Ogni inchiesta giudiziaria in Italia, da Tangentopoli a oggi, divide l’opinione pubblica tra colpevolisti e innocentisti, ma soprattutto risveglia gli istinti roventi di un irruente giustizialismo che scorre sotterraneo nella società. È il mito sempiterno di «Mani pulite», sublimato nelle versioni più attuali, fino al «Vaffa» grillino. Risuonano così, in versione social, le monetine velenose (alla fine ne furono raccolte per la somma di ben duecentomila lire).

Monetine lanciate a Roma dalla folla antipartitocratica contro il leader socialista Bettino Craxi.

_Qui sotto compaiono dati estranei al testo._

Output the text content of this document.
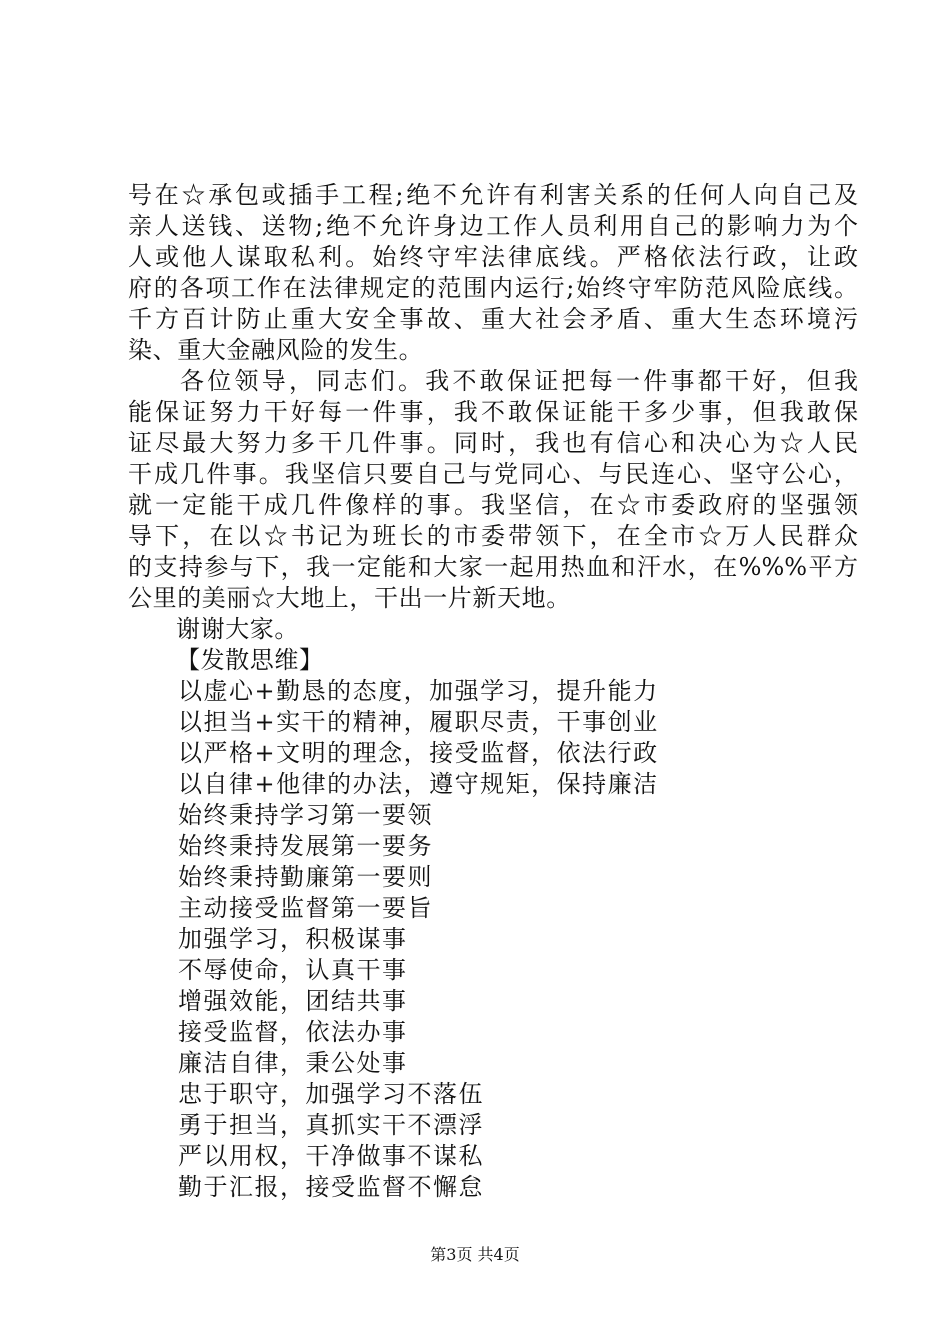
号在☆承包或插手工程;绝不允许有利害关系的任何人向自己及
亲人送钱、送物;绝不允许身边工作人员利用自己的影响力为个
人或他人谋取私利。始终守牢法律底线。严格依法行政，让政
府的各项工作在法律规定的范围内运行;始终守牢防范风险底线。
千方百计防止重大安全事故、重大社会矛盾、重大生态环境污
染、重大金融风险的发生。
各位领导，同志们。我不敢保证把每一件事都干好，但我
能保证努力干好每一件事，我不敢保证能干多少事，但我敢保
证尽最大努力多干几件事。同时，我也有信心和决心为☆人民
干成几件事。我坚信只要自己与党同心、与民连心、坚守公心，
就一定能干成几件像样的事。我坚信，在☆市委政府的坚强领
导下，在以☆书记为班长的市委带领下，在全市☆万人民群众
的支持参与下，我一定能和大家一起用热血和汗水，在%%%平方
公里的美丽☆大地上，干出一片新天地。
谢谢大家。
【发散思维】
以虚心+勤恳的态度，加强学习，提升能力
以担当+实干的精神，履职尽责，干事创业
以严格+文明的理念，接受监督，依法行政
以自律+他律的办法，遵守规矩，保持廉洁
始终秉持学习第一要领
始终秉持发展第一要务
始终秉持勤廉第一要则
主动接受监督第一要旨
加强学习，积极谋事
不辱使命，认真干事
增强效能，团结共事
接受监督，依法办事
廉洁自律，秉公处事
忠于职守，加强学习不落伍
勇于担当，真抓实干不漂浮
严以用权，干净做事不谋私
勤于汇报，接受监督不懈怠
第3页 共4页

Risuonano sulla bacheca di Maria Giuliani, moglie di Napoleone Cera, consigliere regionale agli arresti domiciliari con il padre Angelo, per il coinvolgimento nell’inchiesta sul malaffare nel Foggiano. «Vi prego stateci vicini e non lasciateli soli»: Maria coraggiosamente difende il marito e la sua famiglia, riaffermando la centralità del matriarcato nella società meridionale. E la sua difesa non omette nessun particolare: «Al di là della scena, che non consiglio a nessuna moglie o figlio di vedere, (Napoleone, ndr) è stato portato via in macchina dai finanzieri come uno dei più tremendi criminali sulla faccia della terra. Volevo solo rassicuravi che stanno bene, sereni, e che sono certi di poter ricostruire tutte le accuse che vengono mosse nei loro confronti. Parliamo di tentata concussione. Sarebbero i primi politici italiani ad essere stati arrestati non per essersi intascati soldi ma per cose che tra l’altro non sono avvenute. Per talune come già ha spiegato il Presidente della Regione Puglia, Michele Emiliano, rimangono nelle prerogative della politica». La conclusione: «Non abbiamo paura! Ma vogliamo sentire la vostra presenza per darci più forza, come abbiamo sempre fatto».

Il controcanto di questo post pubblicato su Facebook è nella condanna preventiva di una parte del popolo della Rete: l’inchiesta sui Cera - che deve ancora instradarsi in un processo - merita per molti già una condanna definitiva, con accuse che vanno dal politico al personale. Gli effetti sono quelli di un tentato linciaggio mediatico vero e proprio, attenuato dalla solidarietà degli amici dei due politici postdemocristiani.

L’Italia resta prigioniera del mito incapacitante di Tangentopoli: l’opinione pubblica non è stata in grado di costruire gli anticorpi per arginare il malcostume della politica (ma spesso a «chiedere aiutini» sono proprio illustri Soloni della società civile) mentre ha dimenticato come condanne preventive, poi demolite nei vari gradi di giudizio, abbiano distrutto carriere professionali e politiche (basterebbe rileggere la storia del caso di Enzo Tortora).

Il rispetto del lavoro di inquirenti, investigatori e magistratura non cancella l’intangibilità della persona umana, seppure indagata, come emerge dall’accorata preghiera della moglie di Napoleone Cera. La giustizia farà il suo corso, ma i veleni giustizialisti e il sentimento accecante della vendetta - ben diversi dalla legittima aspirazione alla giustizia e alla lotta contro il malaffare - corrono il rischio di avvelenare i pozzi della convivenza civile e dello spazio pubblico italiano.